Actually for a small project I found it quite nice, with plenty of features. And open source and free on top of it.
Much better than similarly sized projects which are closed source and you must pay to get them.

Reply Score: 1

looks great
by wonea on Tue 5th Sep 2006 23:16 UTC
wonea
Member since:
2005-10-28

BeOS still looks fine to me. Yes it maybe very 90s. But I like very much like the MUI (amiga) look. There's probably parallels to draw. Anyway, Haiku looks great. Watching the svn for changes. Looking forward to release.

Reply Score: 1

Look and UI not the same thing
by Nicholas Blachford on Tue 5th Sep 2006 23:35 UTC
Nicholas Blachford
Member since:
2005-07-06

The BeOS UI is fantastic, still one of the best around.
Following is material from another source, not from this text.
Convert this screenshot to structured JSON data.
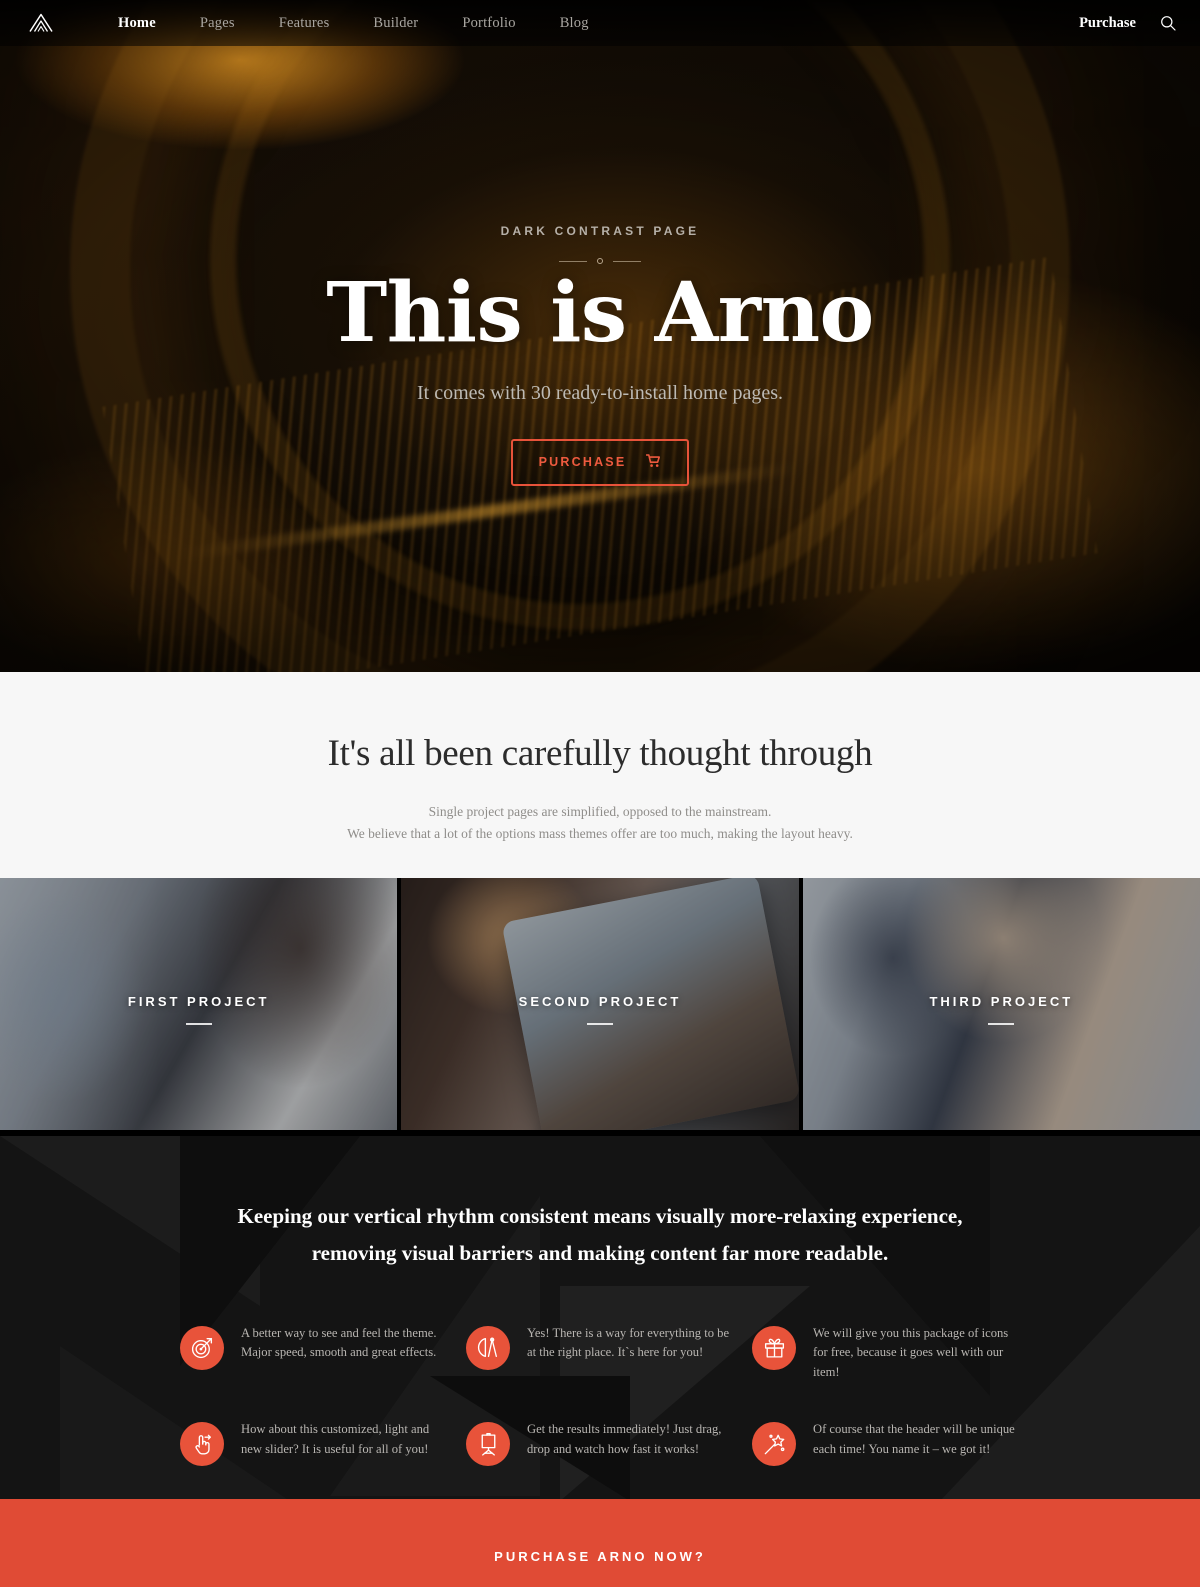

It's a very good of the less is more philosophy in action.

I'd like to see a better "skin" though. As for "eye candy" while there's no doubt some is superfluous some of it is very useful and enhances the experience, I'm all for it if it does that.

Reply Score: 1

Ow!!!
by michaelvoliveira on Wed 6th Sep 2006 01:11 UTC
michaelvoliveira
Member since:
2006-03-22

OhhH!!! NaviTracker on Haiku? Excellent!

If I Could Fly (Helloween) being played in Haiku?
http://hanasoft.ru/images/ss/Haiku-12jun2006-MediaKit.jpg

Excellent job Haiku-os.org guys ;)

Michael Vinícius de Oliveira

Reply Score: 1

RE: Ow!!!
by britbrian on Wed 6th Sep 2006 03:05 UTC in reply to "Ow!!!"
britbrian Member since:
2005-07-06

NaviTracker is new to me and it looks great
http://3deyes.by.ru/pages/navitracker.htm
http://joomla.iscomputeron.com/index.php?option=com_content&task=vi...

I allways wanted a more feature rich navigational browser like this. Seeker was OK in the meantime.

Reply Score: 1

Haiku/BeOS it's all about the feel.
by stormloss on Wed 6th Sep 2006 05:45 UTC
stormloss
Member since:
2005-08-03

For people who use Linux/Windows, Haiku/BeOS is more about the feel.

The closest it feels like is Mac8+ and E17(Unix/Linux)
desktop, but that does not do it justice.

Sure Haiku/Beos can be pimped out with shiny icons, sound and newer technology add-ons. But that is not the point.

Haiku is a solid FONDATION for things to come!
much like VMS based NT4 was to Vista.
And Darwin is to OSX.

Out of the box Haiku/BeOS will have the main core technology that OSX and Vista take for granted on older
based software technology.
(fast searching via the file system, multi-cpu multi-threaded and so on).

Haiku running on it's own with a GUI video blew me away! The foundation is here.
That makes me very Happy, great work Haiku team.